Because the threat profile and attack patterns keep varying, and no static set of rules — or set of classifiers — keeps up with that on its own. It pays to have humans actively reviewing the system: skimming dashboards, sampling conversation logs, looking at the shape of inbound traffic against a baseline, and asking whether the controls in place still describe what is actually happening on the wire. Spot checks routinely catch things that look unremarkable to any individual layer but stand out to a person looking across all of them.

The war story above is the cleanest example we have of why this matters. A human looking at the analytics is what closed the loop. The standing principle is that we keep learning by keenly observing how customer assistants are actually used in production, and by being willing to act on what we see. The Fire Shield is a moving target, not a checklist.

External validation: the other side of the puzzle

How much of this has been tested adversarially by someone other than the team that built it?

The four layers above are the request-path controls and the in-house operational practices around them. There is one more piece of the puzzle but is load-bearing for the whole picture: independent adversarial testing.

Static controls and internal benchmarks have an obvious problem. The team that designs the controls is also the team that measures them, which tends to produce confident numbers that are not always load-bearing under real adversarial conditions. Rapidflare addresses this by running an annual third-party penetration test of the web application and API endpoints, with targeted re-tests after material web-stack changes.

Our testing partner is Workstreet, the cybersecurity firm also engaged by Cursor, Clay, Granola, Exa, and Black Forest Labs, and Vanta’s #1 MSP for SOC 2 and ISO programs. Testing coverage on the web side includes the OWASP Web Application Top 10, application security testing (SAST, DAST, SCA across the development lifecycle), vulnerability scanning of the deployment environment, and network-layer penetration testing against exposed endpoints. Rapidflare holds SOC 2 Type II, with the independent service auditor’s report covering threat and vulnerability management among the Trust Services Criteria.

Future Work

There is exciting future work for us in this area. With the advent of agentic systems, there’s a significant opportunity to create agentic observability that catch patterns we haven’t explicitly coded into our checks. The edge layer, the AI filter, and the analytics signals each tell a partial story. A human looking at those patterns together can spot these (which is what our keen eyed customer success engineer did). Agentic observability systems offer a new future, where there’s AI working behind the scenes 24x7 to try to spot new patterns and attempt to self remediate.

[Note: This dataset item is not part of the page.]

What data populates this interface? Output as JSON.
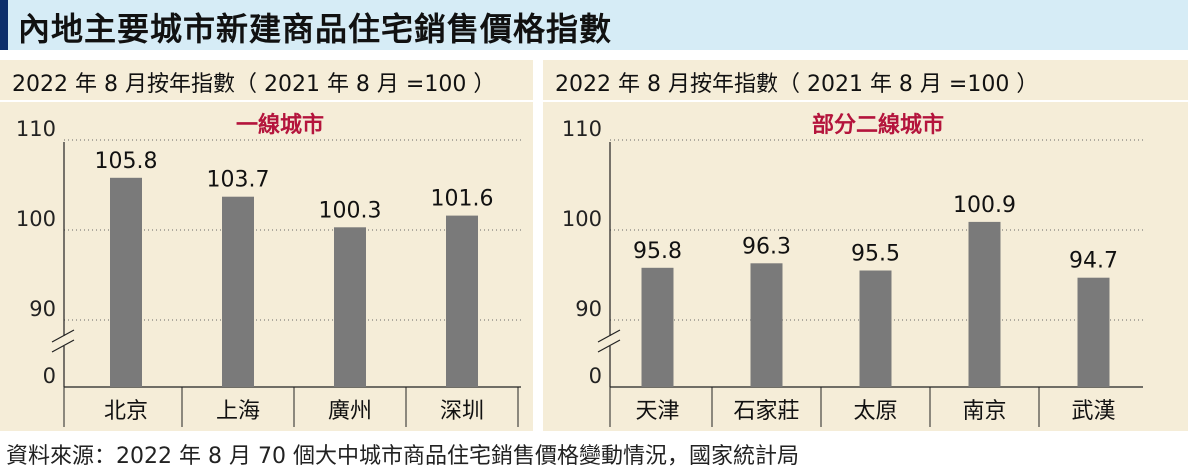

It’s clear that the AI specific threat vectors will evolve significantly in the next few years. The challenges will present opportunity for not just Rapidflare, but the broader industry to innovate on scalable and reliable mechanisms to handle that threat surface.

Security documentation referenced in this post — the penetration test report, the SOC 2 Type II report, and CAIQ-aligned questionnaire responses — is available to customers under NDA. Customers deploying on a commercial website should request these early in procurement so that security review runs in parallel with the technical rollout rather than after.